Auto-imuun/polyendocriene aandoeningen

Diabetes type 1 kan gepaard gaan met andere auto-immuun aandoeningen, zoals meest voorkomend auto-immuun geïnduceerde hypothyreoidie (bij 25%), maar ook andere onderdelen van polyendocriene syndromen (zoals bijnierschorsinsufficiëntie, hypoparathyreoïdie, vitamine B12 deficiëntie, prematuur ovarieel falen). Ook coeliakie komt vaker voor bij mensen met diabetes
type 11..

Depressieve klachten en depressie

Mensen met diabetes type 1 hebben twee keer zo veel kans op het krijgen van depressieve klachten2. Dat wil zeggen dat ruim 1 op de 6 mensen met diabetes te maken heeft met depressieve klachten3. De minderheid van de mensen met diabetes heeft een volwaardige depressie, in de meeste gevallen gaat het om depressieve klachten. In het geval van een volwaardige depressie worden er verschillende niveaus van ernst onderscheiden4. Er kan sprake zijn van milde of ernstige depressie.
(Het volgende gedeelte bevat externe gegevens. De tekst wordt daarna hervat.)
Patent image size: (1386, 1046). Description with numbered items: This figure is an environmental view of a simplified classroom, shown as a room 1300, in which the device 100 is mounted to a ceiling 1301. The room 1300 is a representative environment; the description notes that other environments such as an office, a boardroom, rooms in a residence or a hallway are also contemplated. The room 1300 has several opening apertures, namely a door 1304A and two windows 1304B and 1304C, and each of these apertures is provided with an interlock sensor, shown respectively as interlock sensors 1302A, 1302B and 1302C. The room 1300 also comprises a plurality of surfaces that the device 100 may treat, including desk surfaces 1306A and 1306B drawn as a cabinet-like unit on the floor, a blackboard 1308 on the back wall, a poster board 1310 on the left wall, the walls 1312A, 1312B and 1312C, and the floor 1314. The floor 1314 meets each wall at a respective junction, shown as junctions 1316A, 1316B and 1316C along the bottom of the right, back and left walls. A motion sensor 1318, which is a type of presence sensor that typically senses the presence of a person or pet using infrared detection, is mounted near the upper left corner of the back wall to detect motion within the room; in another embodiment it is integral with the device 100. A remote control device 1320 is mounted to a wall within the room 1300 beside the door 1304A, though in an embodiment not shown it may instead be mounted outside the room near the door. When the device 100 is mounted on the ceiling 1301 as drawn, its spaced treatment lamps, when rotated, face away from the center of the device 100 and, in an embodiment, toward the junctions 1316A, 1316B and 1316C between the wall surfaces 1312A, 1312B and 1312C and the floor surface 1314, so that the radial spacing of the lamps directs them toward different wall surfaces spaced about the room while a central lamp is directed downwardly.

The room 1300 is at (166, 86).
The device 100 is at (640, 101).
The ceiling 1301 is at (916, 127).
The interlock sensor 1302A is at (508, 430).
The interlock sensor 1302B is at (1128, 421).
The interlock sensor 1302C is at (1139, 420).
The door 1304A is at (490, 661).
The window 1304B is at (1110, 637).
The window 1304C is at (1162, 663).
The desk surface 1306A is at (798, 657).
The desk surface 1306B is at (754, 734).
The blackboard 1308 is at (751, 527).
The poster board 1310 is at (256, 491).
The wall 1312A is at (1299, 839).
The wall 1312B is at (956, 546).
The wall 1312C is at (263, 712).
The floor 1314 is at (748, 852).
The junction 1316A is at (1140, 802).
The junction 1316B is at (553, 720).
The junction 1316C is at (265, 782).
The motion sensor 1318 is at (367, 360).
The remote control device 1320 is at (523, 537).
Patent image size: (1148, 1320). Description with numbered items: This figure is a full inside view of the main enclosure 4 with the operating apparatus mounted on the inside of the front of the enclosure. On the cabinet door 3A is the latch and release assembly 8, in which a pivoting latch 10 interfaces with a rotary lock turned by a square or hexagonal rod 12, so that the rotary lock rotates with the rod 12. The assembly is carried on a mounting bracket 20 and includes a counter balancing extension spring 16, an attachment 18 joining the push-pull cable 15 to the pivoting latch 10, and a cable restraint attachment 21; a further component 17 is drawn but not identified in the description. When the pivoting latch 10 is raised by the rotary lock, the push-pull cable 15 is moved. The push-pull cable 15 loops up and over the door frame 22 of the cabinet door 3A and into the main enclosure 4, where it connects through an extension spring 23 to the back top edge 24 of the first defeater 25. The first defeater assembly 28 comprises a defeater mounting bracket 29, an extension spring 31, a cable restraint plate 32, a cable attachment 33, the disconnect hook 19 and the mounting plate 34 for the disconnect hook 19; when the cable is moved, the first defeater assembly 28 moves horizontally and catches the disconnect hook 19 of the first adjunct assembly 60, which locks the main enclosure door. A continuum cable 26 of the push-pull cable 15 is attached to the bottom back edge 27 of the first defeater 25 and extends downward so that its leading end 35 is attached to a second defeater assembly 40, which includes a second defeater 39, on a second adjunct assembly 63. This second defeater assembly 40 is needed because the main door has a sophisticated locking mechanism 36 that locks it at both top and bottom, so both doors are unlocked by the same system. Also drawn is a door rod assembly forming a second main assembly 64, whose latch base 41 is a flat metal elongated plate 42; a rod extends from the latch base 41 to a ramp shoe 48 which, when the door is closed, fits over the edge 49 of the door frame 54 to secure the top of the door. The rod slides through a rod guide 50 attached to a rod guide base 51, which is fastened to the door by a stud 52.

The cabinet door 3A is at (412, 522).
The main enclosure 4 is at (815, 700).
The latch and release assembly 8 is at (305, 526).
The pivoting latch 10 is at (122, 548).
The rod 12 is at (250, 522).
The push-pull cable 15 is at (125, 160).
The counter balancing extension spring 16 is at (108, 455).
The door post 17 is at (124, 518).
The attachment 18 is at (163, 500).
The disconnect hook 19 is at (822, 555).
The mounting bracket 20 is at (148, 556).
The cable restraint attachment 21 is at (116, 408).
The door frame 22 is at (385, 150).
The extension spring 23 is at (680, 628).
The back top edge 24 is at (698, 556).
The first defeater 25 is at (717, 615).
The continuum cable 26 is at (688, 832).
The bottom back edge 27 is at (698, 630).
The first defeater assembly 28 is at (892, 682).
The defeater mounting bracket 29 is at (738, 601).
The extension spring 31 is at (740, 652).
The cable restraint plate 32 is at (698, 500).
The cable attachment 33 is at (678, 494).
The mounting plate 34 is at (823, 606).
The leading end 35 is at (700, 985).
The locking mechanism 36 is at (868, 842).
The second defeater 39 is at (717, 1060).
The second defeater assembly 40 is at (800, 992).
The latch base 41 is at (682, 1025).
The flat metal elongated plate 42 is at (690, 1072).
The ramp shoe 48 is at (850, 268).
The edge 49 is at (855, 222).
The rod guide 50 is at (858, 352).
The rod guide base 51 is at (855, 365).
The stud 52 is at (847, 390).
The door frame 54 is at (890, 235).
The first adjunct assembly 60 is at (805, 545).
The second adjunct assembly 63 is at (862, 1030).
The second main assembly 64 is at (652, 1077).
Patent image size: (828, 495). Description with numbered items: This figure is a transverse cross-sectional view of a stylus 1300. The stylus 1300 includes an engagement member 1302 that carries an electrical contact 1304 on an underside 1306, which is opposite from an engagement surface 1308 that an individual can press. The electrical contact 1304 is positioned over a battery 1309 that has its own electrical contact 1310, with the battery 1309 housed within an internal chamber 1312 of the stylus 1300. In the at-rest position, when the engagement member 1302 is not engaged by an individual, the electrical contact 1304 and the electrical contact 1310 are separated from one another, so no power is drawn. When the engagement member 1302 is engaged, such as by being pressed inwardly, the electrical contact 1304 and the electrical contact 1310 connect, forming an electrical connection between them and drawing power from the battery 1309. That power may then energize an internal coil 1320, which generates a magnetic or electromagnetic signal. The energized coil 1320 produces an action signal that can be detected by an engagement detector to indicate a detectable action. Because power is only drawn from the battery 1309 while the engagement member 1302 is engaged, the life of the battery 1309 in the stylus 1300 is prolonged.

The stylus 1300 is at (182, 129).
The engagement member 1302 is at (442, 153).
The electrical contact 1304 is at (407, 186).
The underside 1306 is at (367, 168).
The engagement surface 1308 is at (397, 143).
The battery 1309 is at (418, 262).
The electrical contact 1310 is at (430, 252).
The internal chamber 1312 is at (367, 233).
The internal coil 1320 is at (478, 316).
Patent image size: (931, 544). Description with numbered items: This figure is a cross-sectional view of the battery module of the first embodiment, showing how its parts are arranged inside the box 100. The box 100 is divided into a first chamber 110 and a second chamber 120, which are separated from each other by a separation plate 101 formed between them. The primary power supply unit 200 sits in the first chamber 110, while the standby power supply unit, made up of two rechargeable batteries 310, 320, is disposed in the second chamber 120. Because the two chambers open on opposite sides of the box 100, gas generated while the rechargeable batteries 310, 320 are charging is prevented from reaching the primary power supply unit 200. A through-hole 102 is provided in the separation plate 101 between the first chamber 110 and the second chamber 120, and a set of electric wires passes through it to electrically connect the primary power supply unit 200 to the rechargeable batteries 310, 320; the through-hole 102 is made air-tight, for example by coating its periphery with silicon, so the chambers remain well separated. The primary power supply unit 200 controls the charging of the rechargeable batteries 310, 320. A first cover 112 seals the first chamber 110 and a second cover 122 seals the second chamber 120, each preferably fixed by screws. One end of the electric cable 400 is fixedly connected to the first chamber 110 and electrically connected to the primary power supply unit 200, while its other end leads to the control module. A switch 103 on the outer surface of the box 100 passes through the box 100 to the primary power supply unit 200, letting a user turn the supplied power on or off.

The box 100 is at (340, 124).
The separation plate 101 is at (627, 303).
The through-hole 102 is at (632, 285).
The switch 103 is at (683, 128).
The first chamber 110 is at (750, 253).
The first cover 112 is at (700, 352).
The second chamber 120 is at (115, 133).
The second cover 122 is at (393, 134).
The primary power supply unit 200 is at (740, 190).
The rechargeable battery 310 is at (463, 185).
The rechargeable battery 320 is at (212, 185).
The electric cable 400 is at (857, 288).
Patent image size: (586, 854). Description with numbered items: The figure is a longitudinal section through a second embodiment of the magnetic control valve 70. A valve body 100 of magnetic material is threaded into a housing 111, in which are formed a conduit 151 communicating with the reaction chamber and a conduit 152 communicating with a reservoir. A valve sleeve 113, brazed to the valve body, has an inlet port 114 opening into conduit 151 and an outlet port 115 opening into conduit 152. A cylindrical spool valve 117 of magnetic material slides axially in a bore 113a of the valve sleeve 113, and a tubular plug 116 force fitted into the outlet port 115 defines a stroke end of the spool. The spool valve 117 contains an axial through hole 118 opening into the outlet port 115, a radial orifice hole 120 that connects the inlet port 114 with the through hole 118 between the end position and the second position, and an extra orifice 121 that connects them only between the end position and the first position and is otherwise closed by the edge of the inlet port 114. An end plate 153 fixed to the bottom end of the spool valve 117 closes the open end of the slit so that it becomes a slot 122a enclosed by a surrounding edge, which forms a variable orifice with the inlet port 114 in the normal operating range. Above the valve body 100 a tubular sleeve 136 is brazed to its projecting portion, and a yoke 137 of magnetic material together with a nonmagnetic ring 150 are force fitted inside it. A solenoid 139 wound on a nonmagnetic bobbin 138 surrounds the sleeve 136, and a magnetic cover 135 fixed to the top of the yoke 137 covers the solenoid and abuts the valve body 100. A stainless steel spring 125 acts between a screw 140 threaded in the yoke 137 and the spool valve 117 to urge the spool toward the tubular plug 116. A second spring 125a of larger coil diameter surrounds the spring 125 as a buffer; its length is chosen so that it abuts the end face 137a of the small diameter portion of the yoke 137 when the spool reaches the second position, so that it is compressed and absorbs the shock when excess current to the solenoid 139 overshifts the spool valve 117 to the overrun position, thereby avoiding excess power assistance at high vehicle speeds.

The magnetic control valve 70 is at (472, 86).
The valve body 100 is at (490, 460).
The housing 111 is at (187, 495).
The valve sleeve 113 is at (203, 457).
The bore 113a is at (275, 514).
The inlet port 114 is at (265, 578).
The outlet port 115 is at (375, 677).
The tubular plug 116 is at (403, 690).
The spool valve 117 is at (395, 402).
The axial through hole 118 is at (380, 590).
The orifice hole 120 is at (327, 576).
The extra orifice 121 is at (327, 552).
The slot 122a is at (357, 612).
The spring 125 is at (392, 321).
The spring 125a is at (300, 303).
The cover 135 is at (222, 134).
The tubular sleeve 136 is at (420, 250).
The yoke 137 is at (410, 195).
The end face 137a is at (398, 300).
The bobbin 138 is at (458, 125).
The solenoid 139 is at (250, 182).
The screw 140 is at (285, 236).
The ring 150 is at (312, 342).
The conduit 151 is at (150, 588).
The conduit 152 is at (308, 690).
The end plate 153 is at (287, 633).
De verhoogde kans op het ontwikkelen van depressieve klachten hangt waarschijnlijk samen met een verhoogde kwetsbaarheid, zowel door psychologische als biologische factoren5. De noodzaak tot dagelijkse en levenslange intensieve zelfzorg en/of het hebben van diabetesgerelateerde complicaties zoals neuropathie, retinopathie en macrovasculaire kan bijdragen aan een grotere zorglast. Dit maakt mensen vatbaarder voor het ontwikkelen van depressieve klachten6. Naast het hebben van diabetes spelen ook individuele eigenschappen en omgevingsinvloeden een rol (bijlage 2 NDF-richtlijn ‘Signalering en monitoring van depressieve klachten’).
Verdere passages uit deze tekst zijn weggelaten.